Dies ist, so könnte man sagen, der Leitfaden von Vladimir Safatles Erzählung in diesem Buch über die Neukonfiguration, die Adorno der Hegelschen Dialektik vorschlägt. Die Verbindung zwischen Adorno und Hegel ist so kraftvoll und tiefgreifend, weil sie zeigt, dass Adorno nicht versucht, Hegels Gedanken „anzupassen“ oder zu „aktualisieren“, um sie mit den Annahmen der Philosophie des späten XNUMX. Jahrhunderts in Einklang zu bringen. Aber andererseits ignoriert Adorno auch nicht die Spannungen, die Hegels Theorie in dem hervorruft, was er „die Allmacht des Begriffs“ nennt (die Allmacht des Begriffs), zum Beispiel, wenn er diese Allmacht in eine bloß erkenntnistheoretische Frage verwandelt. Adorno durchdringt Hegels Denken so vollständig, dass er sein Bemühen um eine Vermittlung zwischen dem Subjektiven und dem Objektiven, dem Rationalen und dem Kontingenten, dem Praktischen und dem Theoretischen offenbaren kann.

Aus diesem Grund kann, wie Safatle überzeugend darlegt, die Konzeption der Hegelschen Dialektik, die Adorno damit ans Licht bringt, nicht im Sinne eines antidialektischen Denkers wie Gilles Deleuze verurteilt werden, der vielleicht die radikalste Version einer Kritik an Hegel artikulierte , mit dem viele andere französische Denker der 1960er und 1970er Jahre teilen.

Deleuze behauptet, Hegels Widerspruchstheorie sei seine Art, Differenzen zu überwinden, zu „zähmen“. Wie er es für Hegel ausdrückt: „[…] im gestellten Widerspruch findet die Differenz ihren eigenen Begriff, wird als Negativität bestimmt, wird rein, intrinsisch, wesentlich, qualitativ, synthetisch, produktiv und lässt keine Gleichgültigkeit bestehen.“ Unterstützend und provozierend für den Widerspruch ist der selektive Test, der den Unterschied „macht“ (zwischen dem effektiv-realen und dem vorübergehenden oder kontingenten Phänomen).

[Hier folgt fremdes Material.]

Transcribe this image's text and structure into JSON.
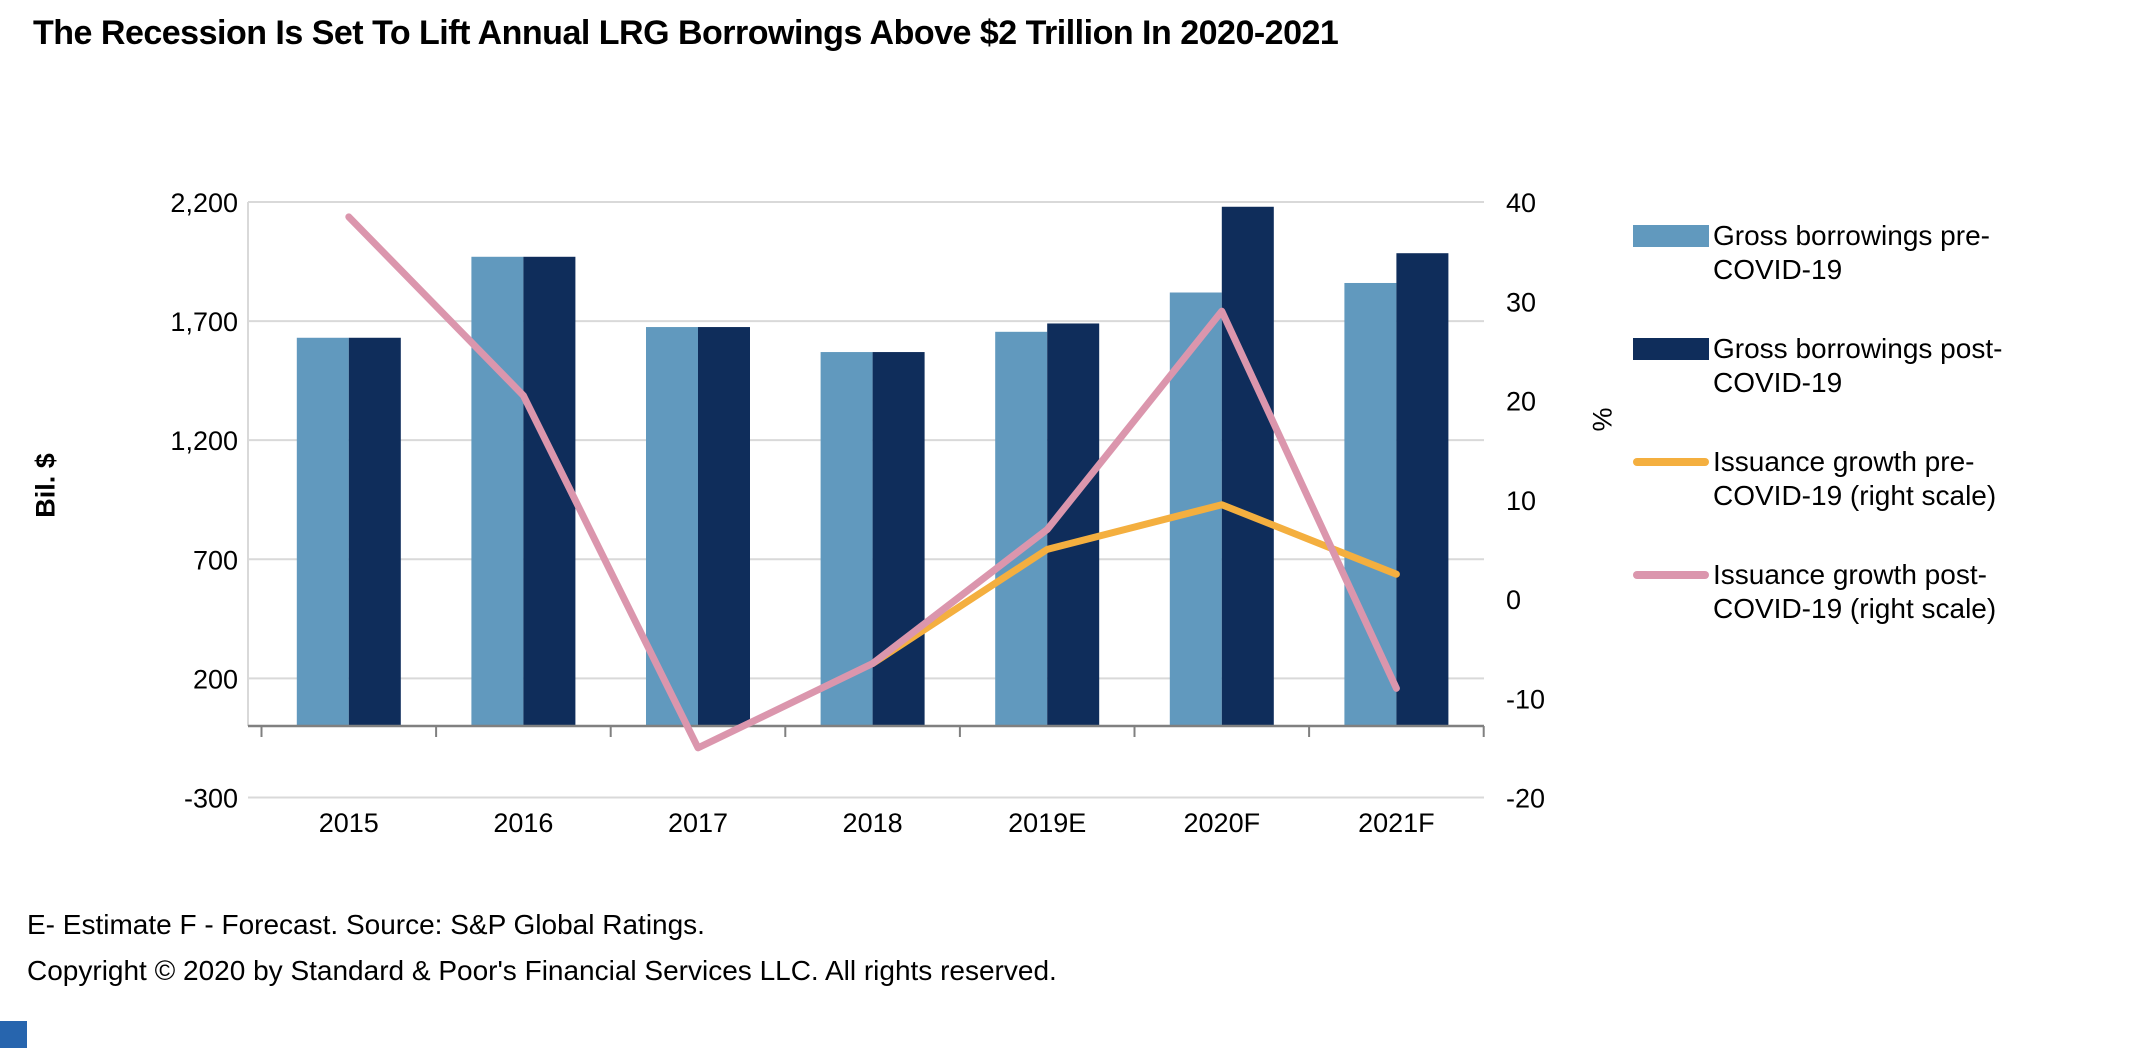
{
  "title": "The Recession Is Set To Lift Annual LRG Borrowings Above $2 Trillion In 2020-2021",
  "chart_data": {
    "type": "combo_bar_line",
    "categories": [
      "2015",
      "2016",
      "2017",
      "2018",
      "2019E",
      "2020F",
      "2021F"
    ],
    "series": [
      {
        "name": "Gross borrowings pre-COVID-19",
        "type": "bar",
        "axis": "left",
        "color": "#6199BE",
        "values": [
          1630,
          1970,
          1675,
          1570,
          1655,
          1820,
          1860
        ]
      },
      {
        "name": "Gross borrowings post-COVID-19",
        "type": "bar",
        "axis": "left",
        "color": "#0F2D5B",
        "values": [
          1630,
          1970,
          1675,
          1570,
          1690,
          2180,
          1985
        ]
      },
      {
        "name": "Issuance growth pre-COVID-19 (right scale)",
        "type": "line",
        "axis": "right",
        "color": "#F4AF3F",
        "values": [
          null,
          null,
          null,
          -6.5,
          5,
          9.5,
          2.5
        ]
      },
      {
        "name": "Issuance growth post-COVID-19 (right scale)",
        "type": "line",
        "axis": "right",
        "color": "#DB96AD",
        "values": [
          38.5,
          20.5,
          -15,
          -6.5,
          7,
          29,
          -9
        ]
      }
    ],
    "left_axis": {
      "title": "Bil. $",
      "range": [
        -300,
        2200
      ],
      "ticks": [
        {
          "v": 2200,
          "label": "2,200"
        },
        {
          "v": 1700,
          "label": "1,700"
        },
        {
          "v": 1200,
          "label": "1,200"
        },
        {
          "v": 700,
          "label": "700"
        },
        {
          "v": 200,
          "label": "200"
        },
        {
          "v": -300,
          "label": "-300"
        }
      ]
    },
    "right_axis": {
      "title": "%",
      "range": [
        -20,
        40
      ],
      "ticks": [
        {
          "v": 40,
          "label": "40"
        },
        {
          "v": 30,
          "label": "30"
        },
        {
          "v": 20,
          "label": "20"
        },
        {
          "v": 10,
          "label": "10"
        },
        {
          "v": 0,
          "label": "0"
        },
        {
          "v": -10,
          "label": "-10"
        },
        {
          "v": -20,
          "label": "-20"
        }
      ]
    },
    "grid": "horizontal gridlines at left-axis ticks",
    "legend_position": "right"
  },
  "legend": {
    "items": [
      {
        "type": "bar",
        "color": "#6199BE",
        "lines": [
          "Gross borrowings pre-",
          "COVID-19"
        ]
      },
      {
        "type": "bar",
        "color": "#0F2D5B",
        "lines": [
          "Gross borrowings post-",
          "COVID-19"
        ]
      },
      {
        "type": "line",
        "color": "#F4AF3F",
        "lines": [
          "Issuance growth pre-",
          "COVID-19 (right scale)"
        ]
      },
      {
        "type": "line",
        "color": "#DB96AD",
        "lines": [
          "Issuance growth post-",
          "COVID-19 (right scale)"
        ]
      }
    ]
  },
  "footer": {
    "line1": "E- Estimate F - Forecast. Source: S&P Global Ratings.",
    "line2": "Copyright © 2020 by Standard & Poor's Financial Services LLC. All rights reserved."
  },
  "brand_color": "#2765AE",
  "style_colors": {
    "gridline": "#D9D9D9",
    "axis_line": "#808080"
  }
}
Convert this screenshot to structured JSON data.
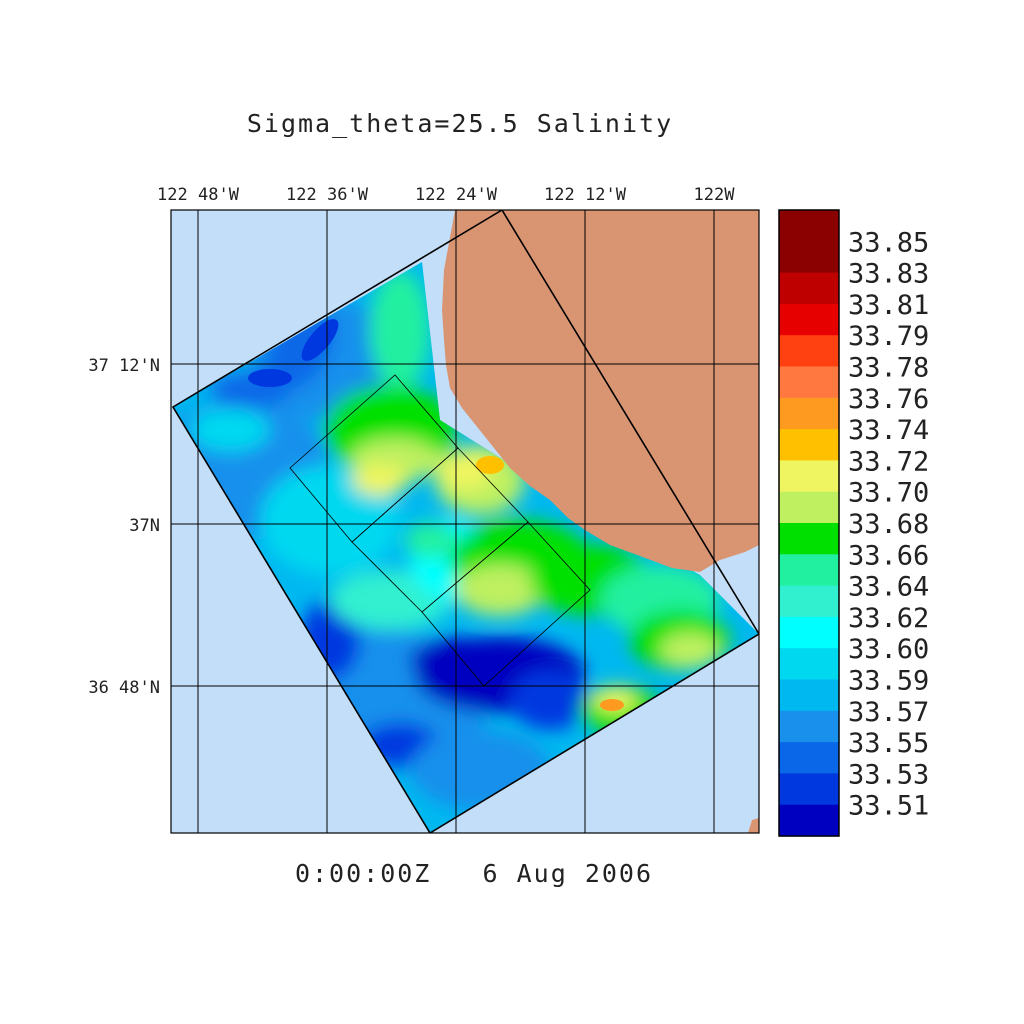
{
  "title": "Sigma_theta=25.5 Salinity",
  "timestamp": "0:00:00Z   6 Aug 2006",
  "map": {
    "lon_ticks": [
      "122 48'W",
      "122 36'W",
      "122 24'W",
      "122 12'W",
      "122W"
    ],
    "lat_ticks": [
      "37 12'N",
      "37N",
      "36 48'N"
    ],
    "colors": {
      "ocean_background": "#c3def8",
      "land": "#d99572",
      "grid": "#000000"
    }
  },
  "colorbar": {
    "labels": [
      "33.85",
      "33.83",
      "33.81",
      "33.79",
      "33.78",
      "33.76",
      "33.74",
      "33.72",
      "33.70",
      "33.68",
      "33.66",
      "33.64",
      "33.62",
      "33.60",
      "33.59",
      "33.57",
      "33.55",
      "33.53",
      "33.51"
    ],
    "colors": [
      "#8b0000",
      "#bf0000",
      "#e60000",
      "#ff4010",
      "#ff7840",
      "#ff9a20",
      "#ffc000",
      "#eef560",
      "#bef060",
      "#00e000",
      "#20f0a0",
      "#30f0d0",
      "#00ffff",
      "#00d8f0",
      "#00b8f0",
      "#1890ec",
      "#0a68e8",
      "#0038e0",
      "#0000c0"
    ]
  }
}
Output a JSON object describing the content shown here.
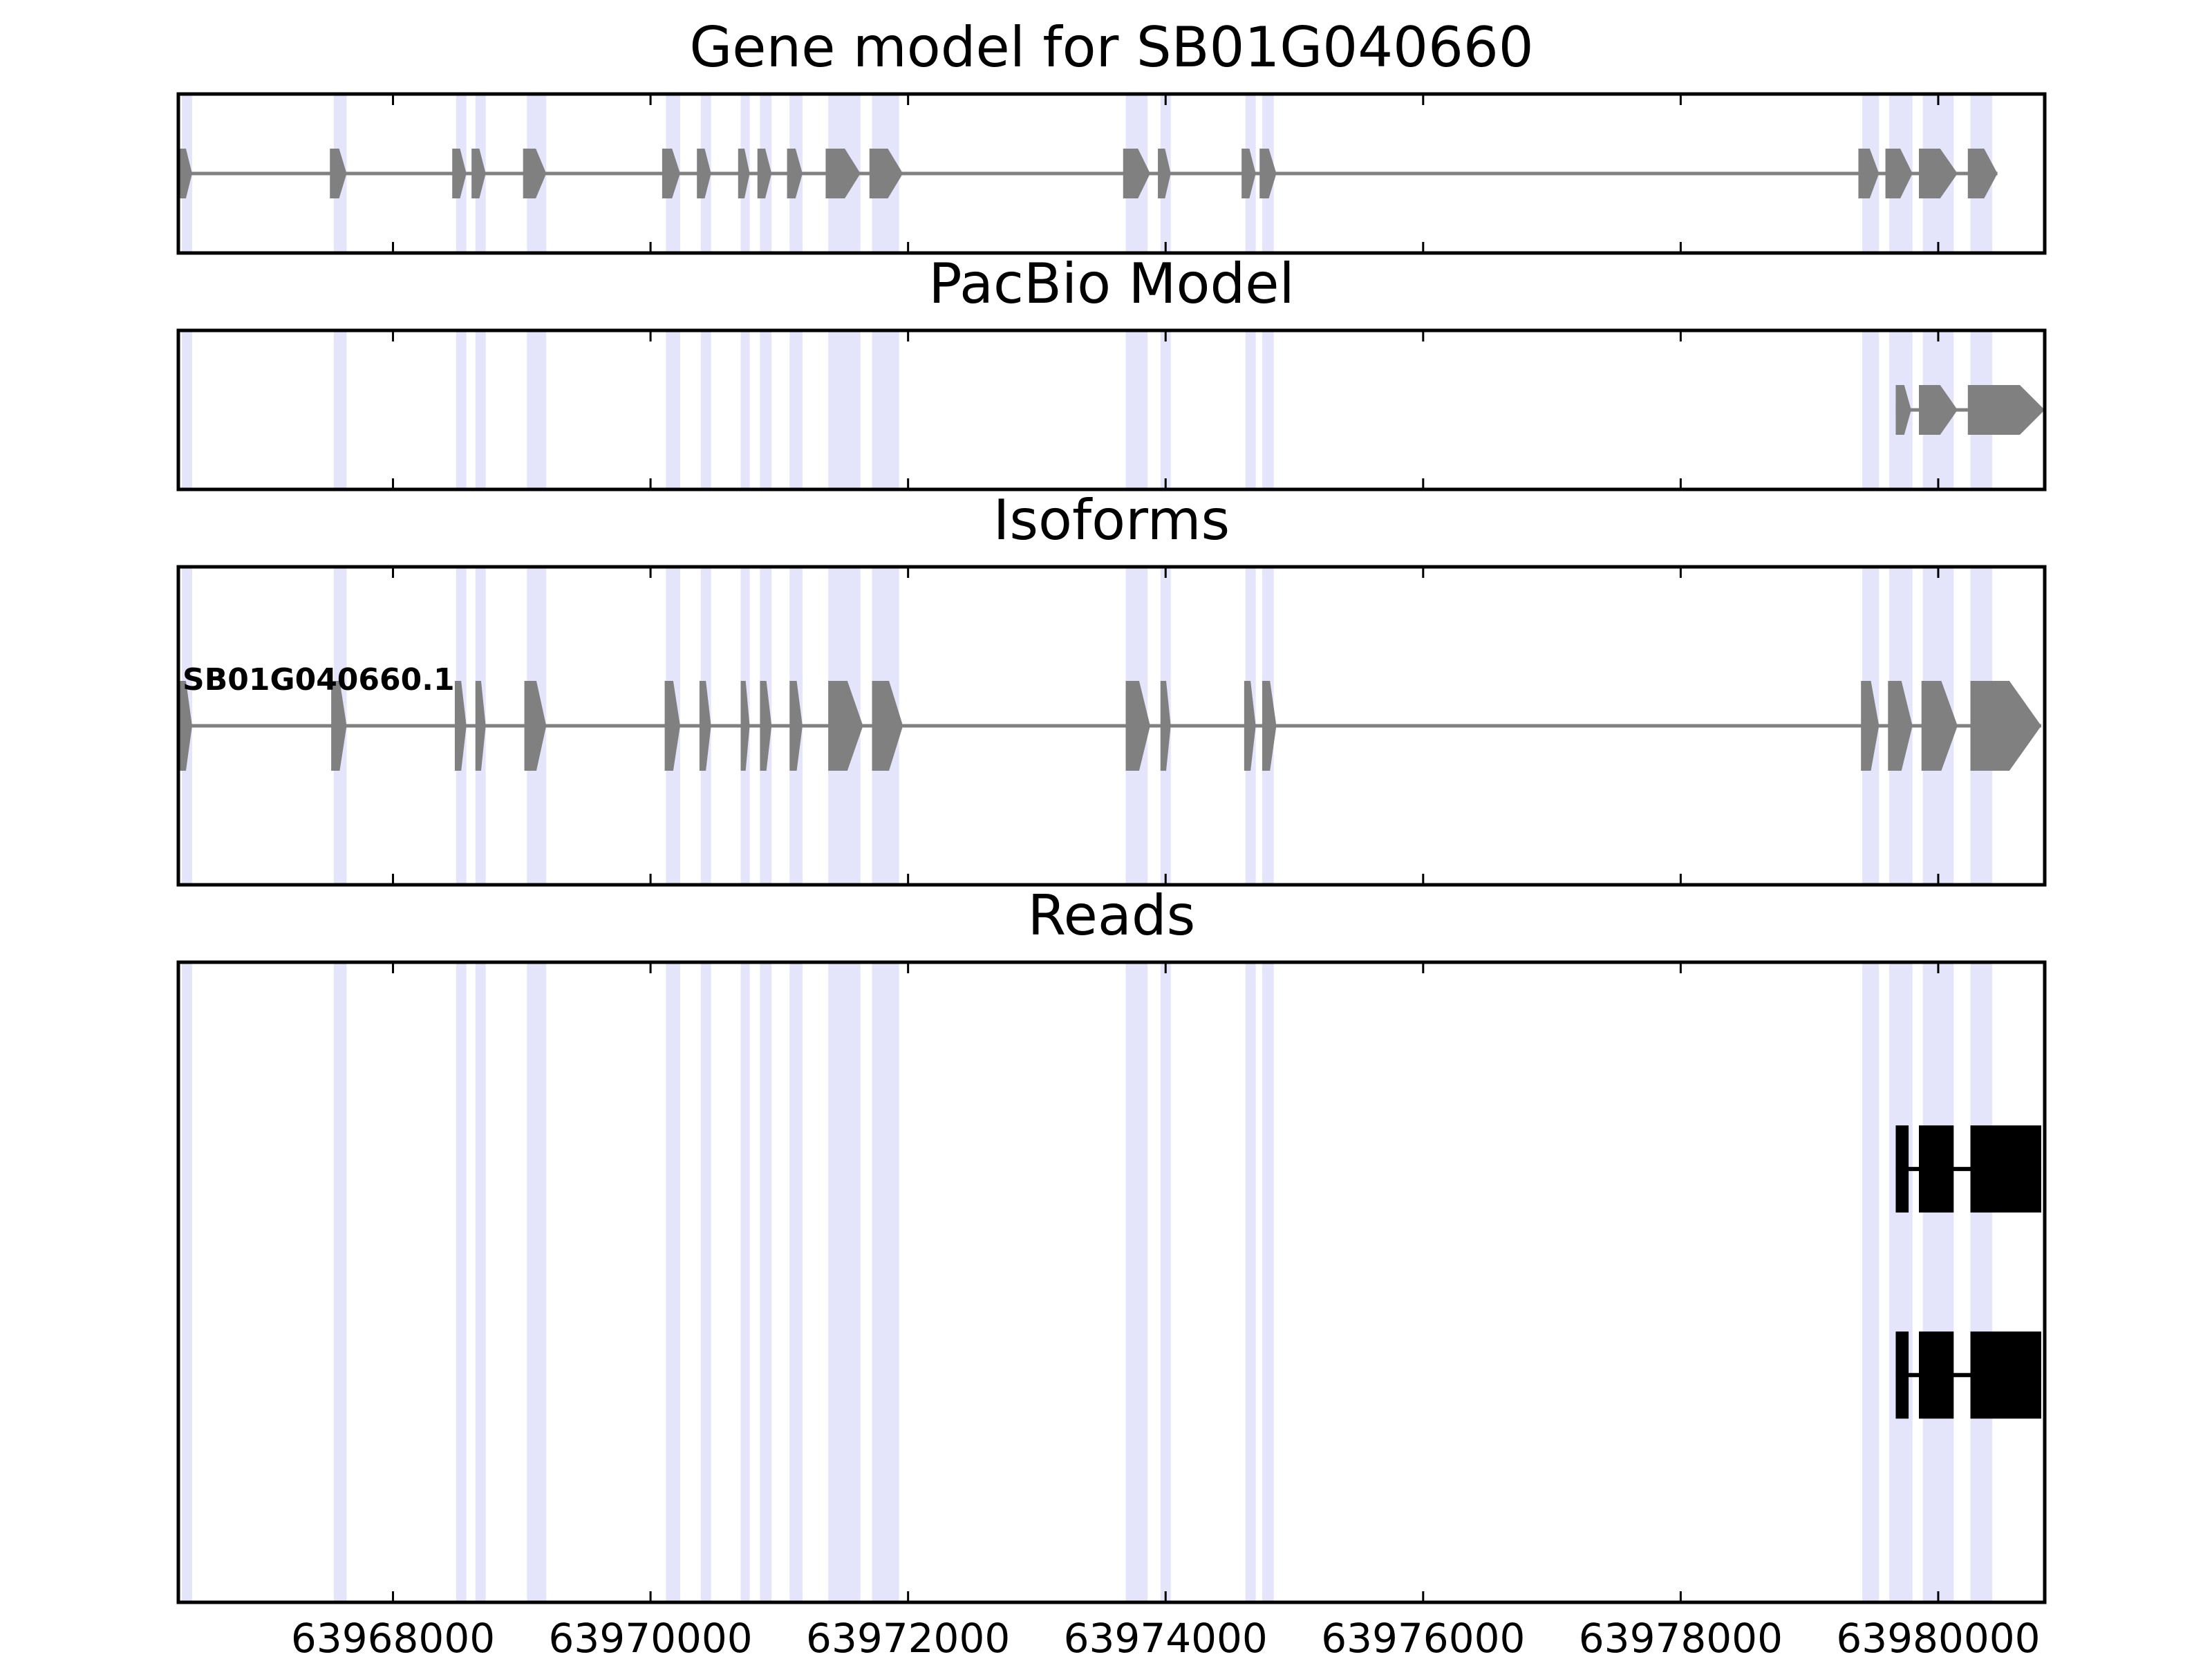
{
  "chart_data": {
    "type": "gene-track",
    "xlim": [
      63966333,
      63980827
    ],
    "x_ticks": [
      63968000,
      63970000,
      63972000,
      63974000,
      63976000,
      63978000,
      63980000
    ],
    "x_tick_labels": [
      "63968000",
      "63970000",
      "63972000",
      "63974000",
      "63976000",
      "63978000",
      "63980000"
    ],
    "highlight_regions": [
      [
        63966360,
        63966440
      ],
      [
        63967540,
        63967640
      ],
      [
        63968490,
        63968570
      ],
      [
        63968640,
        63968720
      ],
      [
        63969040,
        63969190
      ],
      [
        63970120,
        63970230
      ],
      [
        63970390,
        63970470
      ],
      [
        63970700,
        63970770
      ],
      [
        63970850,
        63970940
      ],
      [
        63971080,
        63971180
      ],
      [
        63971380,
        63971630
      ],
      [
        63971720,
        63971930
      ],
      [
        63973690,
        63973860
      ],
      [
        63973960,
        63974040
      ],
      [
        63974620,
        63974700
      ],
      [
        63974750,
        63974840
      ],
      [
        63979410,
        63979540
      ],
      [
        63979620,
        63979800
      ],
      [
        63979880,
        63980120
      ],
      [
        63980250,
        63980420
      ]
    ],
    "panels": [
      {
        "title": "Gene model for SB01G040660",
        "features": [
          {
            "label": "",
            "color": "#808080",
            "strand": "+",
            "exons": [
              [
                63966333,
                63966440
              ],
              [
                63967510,
                63967640
              ],
              [
                63968460,
                63968570
              ],
              [
                63968610,
                63968720
              ],
              [
                63969010,
                63969190
              ],
              [
                63970090,
                63970230
              ],
              [
                63970360,
                63970470
              ],
              [
                63970680,
                63970770
              ],
              [
                63970830,
                63970940
              ],
              [
                63971060,
                63971180
              ],
              [
                63971360,
                63971630
              ],
              [
                63971700,
                63971960
              ],
              [
                63973670,
                63973880
              ],
              [
                63973940,
                63974040
              ],
              [
                63974590,
                63974700
              ],
              [
                63974730,
                63974860
              ],
              [
                63979380,
                63979540
              ],
              [
                63979590,
                63979800
              ],
              [
                63979850,
                63980150
              ],
              [
                63980230,
                63980460
              ]
            ]
          }
        ]
      },
      {
        "title": "PacBio Model",
        "features": [
          {
            "label": "",
            "color": "#808080",
            "strand": "+",
            "exons": [
              [
                63979670,
                63979790
              ],
              [
                63979850,
                63980150
              ],
              [
                63980230,
                63980827
              ]
            ]
          }
        ]
      },
      {
        "title": "Isoforms",
        "features": [
          {
            "label": "SB01G040660.1",
            "color": "#808080",
            "strand": "+",
            "exons": [
              [
                63966333,
                63966440
              ],
              [
                63967520,
                63967640
              ],
              [
                63968480,
                63968570
              ],
              [
                63968640,
                63968720
              ],
              [
                63969020,
                63969190
              ],
              [
                63970110,
                63970230
              ],
              [
                63970380,
                63970470
              ],
              [
                63970700,
                63970770
              ],
              [
                63970850,
                63970940
              ],
              [
                63971080,
                63971180
              ],
              [
                63971380,
                63971650
              ],
              [
                63971720,
                63971960
              ],
              [
                63973690,
                63973880
              ],
              [
                63973960,
                63974040
              ],
              [
                63974610,
                63974700
              ],
              [
                63974750,
                63974860
              ],
              [
                63979400,
                63979540
              ],
              [
                63979610,
                63979800
              ],
              [
                63979870,
                63980150
              ],
              [
                63980250,
                63980800
              ]
            ]
          }
        ]
      },
      {
        "title": "Reads",
        "features": [
          {
            "label": "",
            "color": "#000000",
            "strand": "",
            "exons": [
              [
                63979670,
                63979770
              ],
              [
                63979850,
                63980120
              ],
              [
                63980250,
                63980800
              ]
            ]
          },
          {
            "label": "",
            "color": "#000000",
            "strand": "",
            "exons": [
              [
                63979670,
                63979770
              ],
              [
                63979850,
                63980120
              ],
              [
                63980250,
                63980800
              ]
            ]
          }
        ]
      }
    ],
    "colors": {
      "highlight": "#e4e4fa",
      "intron": "#808080",
      "axis": "#000000"
    },
    "grid": false,
    "legend": "none"
  }
}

Adorno kehrt diese Behauptung jedoch um – und Safatle stimmt ihm in diesem Punkt zu. Die Radikalität von Hegels Philosophie besteht für Adorno darin, dass das „effektiv Reale“ (die aktualisierte Kraft des Begriffs) ständig am Rande des Zusammenbruchs in Richtung des Vergänglichen und Kontingenten steht. Es ist also unmöglich, die Kontingenz beiseite zu lassen, wie es Kreines‘ „erkenntnistheoretischer Monismus“ vorschlägt, da das intrinsisch Rationale und das Kontingente nicht vollständig getrennt werden können.

Hegel, am Anfang Wissenschaft der Logik, können Sie versuchen, vom „Unbestimmten“ (das Unbestimmte) zur „Unbestimmtheit“ (die Unbestimmtheit), aber für Adorno dies Taschenspielerei Das Konzeptuelle, das das Namenlose und Denkresistente auflöst, überzeugt nicht. Wenn wir genau hinsehen, sagt Adorno, können wir erkennen, dass in Hegels Dialektik „die sogenannte Synthese nichts anderes ist als der Ausdruck der Nichtidentität von These und Antithese“.

Indem er geduldig untersucht, wie Adorno in Hegels Denken eintaucht, und indem er sich auf die Nichtidentität konzentriert, die sich in seiner dialektischen Bewegung immer wieder offenbart, demonstriert Vladimir Safatle in diesem Buch die volle zeitgenössische Relevanz und Radikalität von Hegels Philosophie. Und das gelingt ihm weitaus erfolgreicher als jedem anderen Versuch, Hegel zum „postmetaphysischen Naturalisten“ oder zum Vertreter einer erkenntnistheoretisch orientierten rationalistischen Metaphysik zu machen.

*Peter Taus Emeritierter Professor für Philosophie an der University of Essex.